Just watched Boiling Point (2021) and it was phenomenal. Lots of television to look forward to as well.
Including a television series of Boiling Point. Can't wait.
 

Garlic

Member
Oct 28, 2017
1,690
It's absolutely impossible for the decade that gave us Blade Runner, Evil Dead II, Aliens, Big Trouble in Little China and Robocop to be one of the "worst".

There is no bad era in film if you only cherry pick the great films and ignore all the bad/mid ones, he's approaching this holistically as someone who watches too many movies
 

djinn

Member
Nov 16, 2017
16,023
I think the 70s were the best decade of cinema so far. I do miss the thriller big budget movies of the 90s. But now my tastes change again as I get older, and I want to see more independent scifi films. That stuff is filling a niche nicely.
 

Kinthey

Avenger
Oct 27, 2017
22,943
The franchise domination seems to be bigger than ever before with so much stuff basically getting factory made.
 

jett

Community Resettler
Member
Oct 25, 2017
44,791
There is no bad era in film if you only cherry pick the great films and ignore all the bad/mid ones, he's approaching this holistically as someone who watches too many movies
I don't understand why people can't read it like this.

He's not calling your favorite movies garbage, folks.
 

aidangs

Member
Jan 8, 2019
537
He's right, in a way. Overturning the Paramount decision in 2020 combined with the ongoing consolidation of film companies into a small handful of corporations is fast-tracking the industry into a new kind of golden age studio system.

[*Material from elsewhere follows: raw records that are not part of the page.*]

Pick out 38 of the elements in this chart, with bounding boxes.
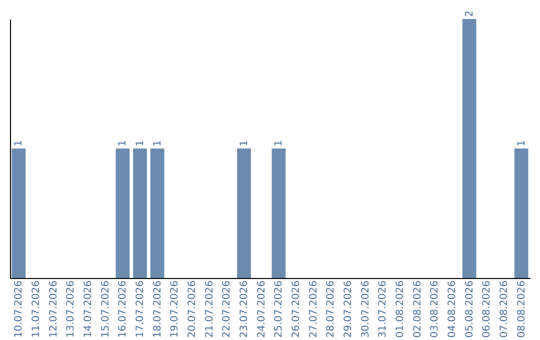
x-tick-label: 01.08.2026 [395,280,406,338]
x-tick-label: 23.07.2026 [239,280,250,338]
data-label: 1 [135,140,146,146]
x-tick-label: 05.08.2026 [464,280,476,338]
x-tick-label: 16.07.2026 [118,280,129,338]
x-tick-label: 15.07.2026 [100,280,112,338]
x-tick-label: 28.07.2026 [326,280,337,338]
x-tick-label: 07.08.2026 [499,280,510,338]
x-tick-label: 14.07.2026 [83,280,94,338]
x-tick-label: 12.07.2026 [48,280,60,338]
data-label: 1 [274,140,285,146]
x-tick-label: 10.07.2026 [14,280,25,338]
x-tick-label: 21.07.2026 [204,280,216,338]
x-tick-label: 26.07.2026 [291,280,302,338]
data-label: 2 [464,10,476,17]
x-tick-label: 30.07.2026 [360,280,372,338]
x-tick-label: 06.08.2026 [482,280,493,338]
data-label: 1 [14,140,25,146]
x-tick-label: 31.07.2026 [378,280,389,338]
x-tick-label: 27.07.2026 [308,280,320,338]
x-tick-label: 22.07.2026 [222,280,233,338]
x-tick-label: 25.07.2026 [274,280,285,338]
x-tick-label: 19.07.2026 [170,280,181,338]
x-tick-label: 13.07.2026 [66,280,77,338]
data-label: 1 [118,140,129,146]
x-tick-label: 03.08.2026 [430,280,441,338]
data-label: 1 [516,140,528,146]
x-tick-label: 18.07.2026 [152,280,164,338]
x-tick-label: 20.07.2026 [187,280,198,338]
x-tick-label: 02.08.2026 [412,280,424,338]
x-tick-label: 17.07.2026 [135,280,146,338]
x-tick-label: 11.07.2026 [31,280,42,338]
x-tick-label: 04.08.2026 [447,280,458,338]
data-label: 1 [239,140,250,146]
x-tick-label: 29.07.2026 [343,280,354,338]
x-tick-label: 24.07.2026 [256,280,268,338]
data-label: 1 [152,140,164,146]
x-tick-label: 08.08.2026 [516,280,528,338]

You already see it in the way promising actors and directors get scooped up and chained to decade-long contracts, or how new Marvel movies take up like 75% of movie screens when they come out, pushing out smaller independent films. And the audience response is always "well those are the big movies people want to see, of course they get all the screens!" as though this isn't a problem. Depending on the continued viability of the theater industry I'd bet we're not too far from Disney or Amazon buying up chains and exclusively running their own movies at branded theaters.
 

Punished

Member
Jun 19, 2019
444
I agree with him in that it's rare that a drama would come to my local cinema. It's only ever super-heros, cartoons or horror.

It sucks if you live somewhere that doesn't have a good cinema showing arthouse/independent/'world cinema', because I think we are in a golden age for them.